As much as we all love to travel and explore new places, it’s difficult to deny the negative effects of tourism. Iceland particularly has increased their tourism industry tenfold in recent years. This tourism boom inevitably has its pros and cons. The worst of which is the destruction of the beautiful nature that beckons flocks of outsiders in the first place. The island nation could easily fall in line with other countries that are not actively helping to combat tourism’s effect on the environment. However, many locals support Iceland nature protection measures that hopefully produce real, lasting change.
Why we need Iceland nature protection measures
Unfortunately, Iceland's natural resources are not indestructible. When increasingly more tourists walk amidst the famous hot springs, glaciers, and mountain-tops, it regrettably hurts the beautiful Iceland nature. The people of Iceland care deeply for its one-of-kind landscape, as everybody should. The increased devastation, however unintentional, has understandably caused upset among the local population.
Icelanders coined the term Ásatrúarfélagið in the late 20th century. The term refers to the growing disconnect between humans and nature. It’s clear that the people of Iceland notice and cherish their special land. They obviously want to help protect it, especially as Iceland natural hazards swell with each year.
Does this mean tourism shouldn’t be minimized? Not necessarily. Afterall, tourism has certainly helped the economy, though it comes at a cost to natural resources. A solution to the growing concern that hopefully allows for sustainable growth of tourism is to increase Iceland's nature protection measures. You'll want to keep this in mind when you rent a campervan in Iceland.
Tourists should be aware of Iceland natural hazards
Before hopping on a plane to visit the fabulous national parks of Iceland, tourists need to know the potential dangers. It comes across as insulting if tourists blindly trek along the unique terrain. Know when you’re visiting protected areas, and that various rules and regulations apply for each one. Follow the rules and respect the precious land.
Always stick to trails when hiking or biking; and be aware that biking is banned in certain areas regardless. Camping and campfires are only permitted in designated areas; you cannot “free camp” or "wild camp" wherever you want. Tampering with or removing rocks and plants is prohibited everywhere. And of course, don’t cross over onto or walk across private property, no matter how beautiful it is.
If you want to do more than just follow the rules, cut down on your use of plastics and cars. Use public transportation, bikes, and your feet whenever you can. Don’t buy disposable containers even if it’s the easy thing to do while traveling. Buy locally-made products and souvenirs from local vendors. Avoid chain restaurants and big-box stores. In this way, you’ll be part of a welcomed, sustainable growth in Iceland instead of a damaging one.
Recognize the biggest hazards to Iceland’s environment
Bear in mind that the three aluminum smelter (extraction) sites in Iceland account for 73% of their overall energy use. Therefore, the bigger fish to fry probably isn’t tourism, but instead energy-sucking factories. This is by no means an excuse to act badly in the numerous nature reserves. However, hopefully you’re more at ease knowing you’re doing everything you can to tour sustainably.
For better or worse, the most harmful Iceland natural hazards are factories. It can be easy to get down on yourself about the negative impacts of tourism when you’re trying to enjoy your trip. If you educate yourself and are a part of the conversation, Icelanders will be much more welcoming towards outsiders.
Measures already taken to help protect Iceland natural resources
A positive note to keep in mind is that nature conservation efforts in Iceland have already begun. As of now, more than a fifth of the land in Iceland is protected by the government. The increasing rules and regulations for the protected lands only help to preserve the country for years to come.

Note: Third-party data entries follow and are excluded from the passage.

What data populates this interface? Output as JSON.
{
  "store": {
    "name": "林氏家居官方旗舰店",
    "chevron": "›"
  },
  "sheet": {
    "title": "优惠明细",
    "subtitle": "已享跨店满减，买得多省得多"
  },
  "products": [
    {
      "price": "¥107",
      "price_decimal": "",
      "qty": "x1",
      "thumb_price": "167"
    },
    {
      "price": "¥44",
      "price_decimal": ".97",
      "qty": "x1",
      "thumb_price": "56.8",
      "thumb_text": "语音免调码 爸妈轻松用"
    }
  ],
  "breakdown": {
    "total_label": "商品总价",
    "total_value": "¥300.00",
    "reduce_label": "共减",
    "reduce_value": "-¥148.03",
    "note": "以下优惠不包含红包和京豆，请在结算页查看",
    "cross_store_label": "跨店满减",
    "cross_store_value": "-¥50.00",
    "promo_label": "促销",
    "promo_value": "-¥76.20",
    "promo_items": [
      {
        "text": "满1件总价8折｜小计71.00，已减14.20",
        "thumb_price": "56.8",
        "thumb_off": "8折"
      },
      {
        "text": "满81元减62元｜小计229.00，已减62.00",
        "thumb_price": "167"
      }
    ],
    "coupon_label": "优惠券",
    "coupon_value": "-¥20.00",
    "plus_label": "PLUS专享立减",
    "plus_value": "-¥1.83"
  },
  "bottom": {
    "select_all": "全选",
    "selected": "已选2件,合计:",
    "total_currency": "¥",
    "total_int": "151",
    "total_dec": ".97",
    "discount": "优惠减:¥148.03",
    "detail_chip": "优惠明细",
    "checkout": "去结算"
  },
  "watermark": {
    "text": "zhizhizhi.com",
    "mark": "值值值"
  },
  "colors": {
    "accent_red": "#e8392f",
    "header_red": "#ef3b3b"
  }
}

The wealth of renewable energy sources in Iceland make it so that they produce more electricity than any other country per capita. Since 2009, Iceland has had the largest hydropower plant in Europe. Hydropower provides about 74% of the country's electricity. However, the large stations incited soil conservation efforts as the building of the dams inevitably damaged the land. Even if something is done to aid climate change, it often still has harmful side-effects.
There are also five major geothermal energy plants that positively benefit from Iceland’s natural resources. The volcanoes of Iceland indirectly power 26% of the nation. Renewable resources are paramount to the country and luckily used in abundance. Additionally, government-sanctioned reforestation and revegetation endeavours have been set in place. Iceland has also funded further research in fields relating to climate change and climate-friendly technology.
The most important thing to do before touring Iceland is to educate yourself. Be a respectful and sustainable tourist. Appreciate the land as the Icelanders do. Fortunately the nation is already doing a lot to protect its natural resources, and other countries should learn from Iceland.